Senza nulla togliere agli altri Capi storici
trevigiani, che comunque hanno formato un insieme unico di capacità
di servizio e metodologiche, per me, Checco, è stata la vera
incarnazione del Capo, inimitabile per tantissimi versi e imitabile
per la dedizione e il servizio.
Da Asolo scende a Treviso nel ’52 ed è Capo nel
riparto di S. Maria del Rovere, l’anno successivo fonda il Branco
“Fiore Rosso” e nel ’55 riprende il riparto fino al ’67, è Capo per
16 anni! Dal suo riparto si è sviluppato quello che è stato il
gruppo Treviso 2° che per altri 10 anni ha condotto lungo scelte
audaci e in contrapposizione con il comune sentire sociale, contro
la superficiale accettazione di cambiamenti pedagogici che non
centravano il cuore del problema educare. Il centro dell’azione di
Checco era l’uomo, quell’uomo libero di cui ho detto, capace di
scelte coscienti ed autonome, non fagocitato da strutture o, peggio,
da falsi ideologismi. La strada da percorrere è quella di Cristo,
del Cristo che serve e che ama ognuno di noi, singolarmente.
Anna Maria Feder. Mi sono
interrogato e mi interrogo
su che tipo di donna sia stata Anna per
il suo tempo. Già da fine anni ’50, le sue intuizioni e le sue
libertà non avevano riscontro nella società; Lei (si) era già
redenta dagli stereotipi della donna di casa, angelo del focolare,
madre di famiglia, era già persona con tutte le dignità e le libertà
che, ancora oggi, poche donne hanno o vogliono avere, forse per
comodità di ruoli. Anna non era scomoda agli e per altri; era
accolta come lei sapeva fare l’accoglienza, casa sua, infatti, era
aperta a tutti, le espressioni del volto erano di piacevolezza
nell’incontro e facevano intuire apertura di cuore. La dolcezza
degli occhi, la luminosità del volto e il sorriso aperto di un amico
che ti accoglie, erano i tratti che avvicinavano all’affetto
intellettuale e spirituale. Anche nel primo incontro, quindi,
nasceva l’amicizia, libera, gratuita, da lei non cercata, ma
desiderata dal nuovo incontrato.
Come Capo ha avuto una “carriera”
invidiabile, a 13 anni fa la sua promessa di Guida a Foligno, l’anno
dopo a Treviso fonda le guide ed è subito Capo Squadriglia. Svolge
servizio di Capo riparto per 12 (!) anni, poi di incaricata di
Branca del Veneto e membro della pattuglia di branca guide, fino a
divenire Commissaria Centrale della Branca Guide.

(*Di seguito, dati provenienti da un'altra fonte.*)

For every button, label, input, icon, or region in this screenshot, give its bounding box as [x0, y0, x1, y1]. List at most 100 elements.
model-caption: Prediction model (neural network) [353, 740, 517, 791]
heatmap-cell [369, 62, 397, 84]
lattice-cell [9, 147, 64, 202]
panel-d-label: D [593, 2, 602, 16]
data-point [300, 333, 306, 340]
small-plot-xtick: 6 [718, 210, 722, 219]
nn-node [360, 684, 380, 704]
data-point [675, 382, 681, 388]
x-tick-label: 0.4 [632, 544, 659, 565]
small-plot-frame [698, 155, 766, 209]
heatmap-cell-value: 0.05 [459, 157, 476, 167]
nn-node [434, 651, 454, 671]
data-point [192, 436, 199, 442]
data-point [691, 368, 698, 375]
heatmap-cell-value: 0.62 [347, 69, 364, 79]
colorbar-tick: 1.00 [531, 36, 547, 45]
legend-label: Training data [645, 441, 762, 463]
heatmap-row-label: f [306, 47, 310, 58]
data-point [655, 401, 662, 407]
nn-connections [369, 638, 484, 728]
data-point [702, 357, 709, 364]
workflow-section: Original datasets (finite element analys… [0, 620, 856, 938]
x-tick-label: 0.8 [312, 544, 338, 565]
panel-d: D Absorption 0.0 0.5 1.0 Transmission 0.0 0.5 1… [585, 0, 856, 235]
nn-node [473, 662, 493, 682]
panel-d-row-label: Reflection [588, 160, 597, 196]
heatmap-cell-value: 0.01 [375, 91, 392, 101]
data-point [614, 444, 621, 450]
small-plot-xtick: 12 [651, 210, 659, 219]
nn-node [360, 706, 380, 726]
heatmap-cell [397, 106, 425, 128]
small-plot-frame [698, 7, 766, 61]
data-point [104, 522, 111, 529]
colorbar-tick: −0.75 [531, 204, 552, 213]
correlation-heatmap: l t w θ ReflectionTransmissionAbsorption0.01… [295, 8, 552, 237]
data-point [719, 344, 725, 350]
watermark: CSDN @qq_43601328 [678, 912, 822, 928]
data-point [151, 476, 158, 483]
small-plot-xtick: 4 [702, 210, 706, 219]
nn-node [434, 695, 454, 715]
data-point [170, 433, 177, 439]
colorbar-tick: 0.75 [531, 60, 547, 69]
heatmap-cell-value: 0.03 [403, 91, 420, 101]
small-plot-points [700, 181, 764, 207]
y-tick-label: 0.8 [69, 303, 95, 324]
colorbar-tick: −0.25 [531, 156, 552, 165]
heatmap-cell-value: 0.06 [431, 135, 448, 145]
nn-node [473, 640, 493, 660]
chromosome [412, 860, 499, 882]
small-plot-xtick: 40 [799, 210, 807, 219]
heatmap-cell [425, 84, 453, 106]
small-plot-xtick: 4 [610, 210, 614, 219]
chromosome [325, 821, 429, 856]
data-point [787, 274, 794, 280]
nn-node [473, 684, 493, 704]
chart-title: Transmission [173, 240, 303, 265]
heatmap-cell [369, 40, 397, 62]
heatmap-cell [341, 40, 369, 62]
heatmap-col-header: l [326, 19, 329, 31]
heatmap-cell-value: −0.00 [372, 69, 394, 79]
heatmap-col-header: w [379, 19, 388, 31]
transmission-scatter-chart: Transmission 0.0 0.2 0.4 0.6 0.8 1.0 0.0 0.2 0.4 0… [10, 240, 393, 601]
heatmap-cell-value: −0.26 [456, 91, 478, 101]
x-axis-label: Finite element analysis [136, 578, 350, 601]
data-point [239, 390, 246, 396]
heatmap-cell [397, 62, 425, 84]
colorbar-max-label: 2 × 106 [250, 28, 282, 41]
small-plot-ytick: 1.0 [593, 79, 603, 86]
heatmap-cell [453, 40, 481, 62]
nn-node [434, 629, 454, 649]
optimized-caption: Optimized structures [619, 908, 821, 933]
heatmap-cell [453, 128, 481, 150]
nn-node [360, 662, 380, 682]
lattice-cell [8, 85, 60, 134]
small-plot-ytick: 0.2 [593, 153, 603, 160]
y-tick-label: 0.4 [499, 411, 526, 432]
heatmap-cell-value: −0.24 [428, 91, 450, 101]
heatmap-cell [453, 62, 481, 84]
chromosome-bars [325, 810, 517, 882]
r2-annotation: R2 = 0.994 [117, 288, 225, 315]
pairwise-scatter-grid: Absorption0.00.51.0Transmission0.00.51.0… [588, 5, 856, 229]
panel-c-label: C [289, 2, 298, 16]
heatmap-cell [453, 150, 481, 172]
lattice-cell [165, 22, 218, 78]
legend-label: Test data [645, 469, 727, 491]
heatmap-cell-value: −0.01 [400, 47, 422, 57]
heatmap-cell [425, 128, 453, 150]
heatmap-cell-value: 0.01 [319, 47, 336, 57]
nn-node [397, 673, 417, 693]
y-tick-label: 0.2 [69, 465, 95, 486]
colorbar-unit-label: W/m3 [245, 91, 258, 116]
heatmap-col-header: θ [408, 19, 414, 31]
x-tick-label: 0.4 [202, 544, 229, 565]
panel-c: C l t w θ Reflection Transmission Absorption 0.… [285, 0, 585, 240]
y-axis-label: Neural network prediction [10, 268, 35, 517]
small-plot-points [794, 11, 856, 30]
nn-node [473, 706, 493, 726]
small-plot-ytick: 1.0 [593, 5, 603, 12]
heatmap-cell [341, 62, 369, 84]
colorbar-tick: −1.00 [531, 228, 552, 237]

Dopo aver guidato la Branca per
due intensi e difficili anni, con amore e dedizione, nella ricerca
sul tema della realtà sociale della gioventù italiana e della
validità del metodo scout applicato al mondo femminile (guide), si
ritira dal servizio attivo e si considera a disposizione del Ceppo
TV 1°, facendone parte ufficialmente giacché censita.
Quale sia stato il suo pensiero
di ricerca metodologica sullo scautismo, quali le sue analisi sulle
situazioni reali nelle quali intervenire educativamente, quale sia
stata la sua profonda Fede e la sua conoscenza delle Sacre Scritture
è facilmente individuabile con la lettura dei suoi scritti ed
interventi nei giornali associativi dell’AGI, conservati in copia
presso la sede della Fondazione che porta il suo nome.
CENTRO
STUDI E DOCUMENTAZIONE SCOUT "DON UGO DE LUCCHI"
GRUPPI E CEPPI SCOUTS CATTOLICI –
TREVISO
Storia di un’esperienza d’autonomia totale (sez.1)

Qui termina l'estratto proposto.